28. New England Patriots: Jace Amaro, TE, Texas Tech
Yes, it is lazy to give the Patriots a tight end in a mock draft. Just like it would be if the Packers or Falcons were mocked tight ends. But you can't argue the combination of need and value with Amaro. He may get the nod over North Carolina's Eric Ebron because of his size. Ebron is more of a plus-size wide receiver.
29. Carolina Panthers: Odell Beckham Jr., WR, LSU
There isn't a wide receiver on Carolina's roster averaging more than 50 yards receiving a game this season. That should qualify how well Cam Newton is playing. Steve Smith is still a reliable target, but the Panthers need to add an explosive player for the future. Beckham has excellent hands and is a smooth route runner. Also, he can do this (from the Big Lead):
30. San Francisco 49ers: Allen Robinson, WR, Penn State
The run on receivers continues with the 49ers taking another shot at a wideout late in the first round. Unlike A.J. Jenkins, whom the 49ers unwisely took in 2012, Robinson is a big-play receiver who would complement Michael Crabtree and Anquan Boldin well.
31. Denver Broncos: Cyril Richardson, G, Baylor
Zane Beadles has struggled at left guard for the Broncos this season. Add his impending free agency into it and the Broncos can smoothly upgrade the position this offseason. Richardson is a powerhouse blocker who likes to put defenders on the ground.

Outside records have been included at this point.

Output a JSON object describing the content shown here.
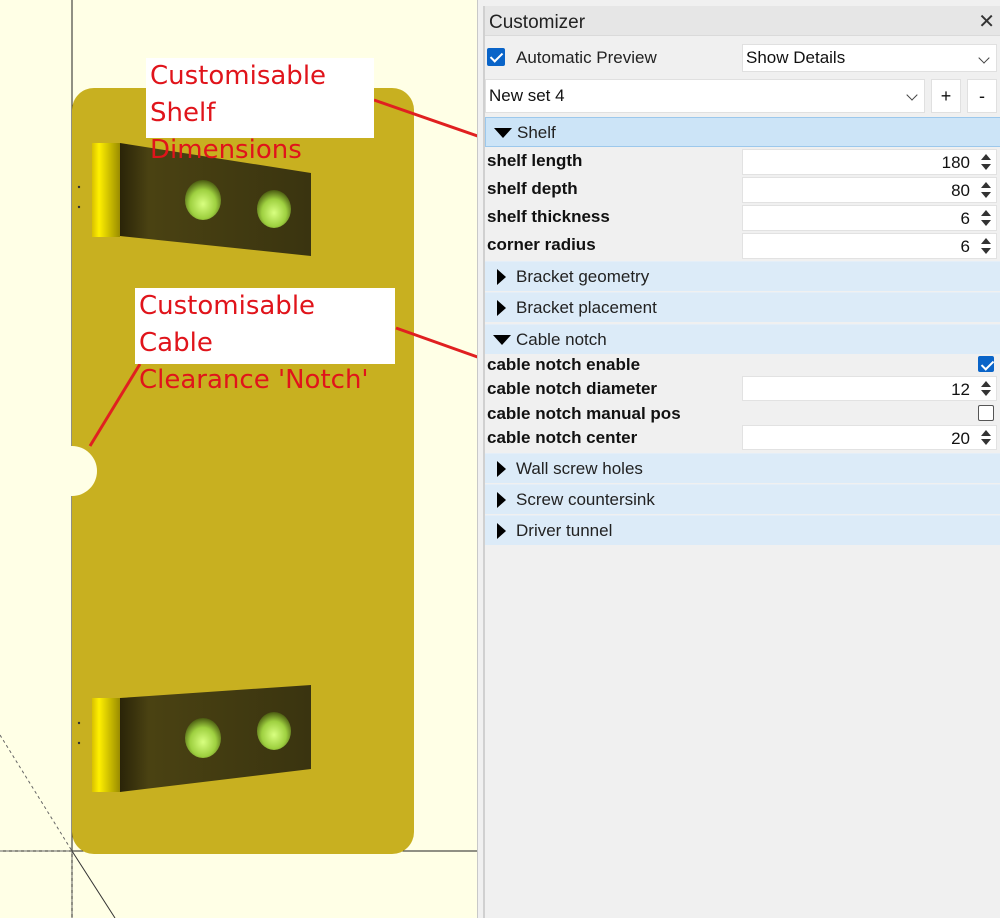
{
  "viewport": {
    "callouts": {
      "shelf": "Customisable\nShelf Dimensions",
      "notch": "Customisable Cable\nClearance 'Notch'"
    },
    "colors": {
      "background": "#ffffe6",
      "plate": "#c8b020",
      "face": "#3b3410",
      "hole": "#b5e060",
      "callout_text": "#e0141b",
      "leader_line": "#e02020"
    }
  },
  "customizer": {
    "title": "Customizer",
    "close_icon": "close-icon",
    "automatic_preview": {
      "label": "Automatic Preview",
      "checked": true
    },
    "details_select": {
      "value": "Show Details"
    },
    "preset_select": {
      "value": "New set 4"
    },
    "add_label": "+",
    "remove_label": "-",
    "groups": [
      {
        "label": "Shelf",
        "expanded": true,
        "params": [
          {
            "label": "shelf length",
            "value": "180"
          },
          {
            "label": "shelf depth",
            "value": "80"
          },
          {
            "label": "shelf thickness",
            "value": "6"
          },
          {
            "label": "corner radius",
            "value": "6"
          }
        ]
      },
      {
        "label": "Bracket geometry",
        "expanded": false
      },
      {
        "label": "Bracket placement",
        "expanded": false
      },
      {
        "label": "Cable notch",
        "expanded": true,
        "params": [
          {
            "label": "cable notch enable",
            "type": "checkbox",
            "checked": true
          },
          {
            "label": "cable notch diameter",
            "value": "12"
          },
          {
            "label": "cable notch manual pos",
            "type": "checkbox",
            "checked": false
          },
          {
            "label": "cable notch center",
            "value": "20"
          }
        ]
      },
      {
        "label": "Wall screw holes",
        "expanded": false
      },
      {
        "label": "Screw countersink",
        "expanded": false
      },
      {
        "label": "Driver tunnel",
        "expanded": false
      }
    ],
    "colors": {
      "accent": "#0a64c8",
      "group_header": "#dcebf8",
      "group_header_open": "#cce4f7"
    }
  }
}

32. Seattle Seahawks: Xavier Su'a-Filo, G, UCLA
Let's consider Su'a-Filo a make-good from UCLA head coach Jim Mora. It's the least he can do after bombing as Seattle's head coach in 2009. Besides, a guard like Su'a-Filo makes sense for the Seahawks. Need a reason? Take it away, someone who knows Seattle infinitely more than I:
In the 1st round of the 2014 draft, the Seahawks select a guard. In the 2nd round of the 2014 draft, the Seahawks select a guard. In the...— SI_DougFarrar (@SI_DougFarrar) December 22, 2013
Well then, it appears this fits a need.
For you Redskins fans out there hoping this would stretch out to 34 picks: Stanford guard David Yankey would fit nicely at left guard.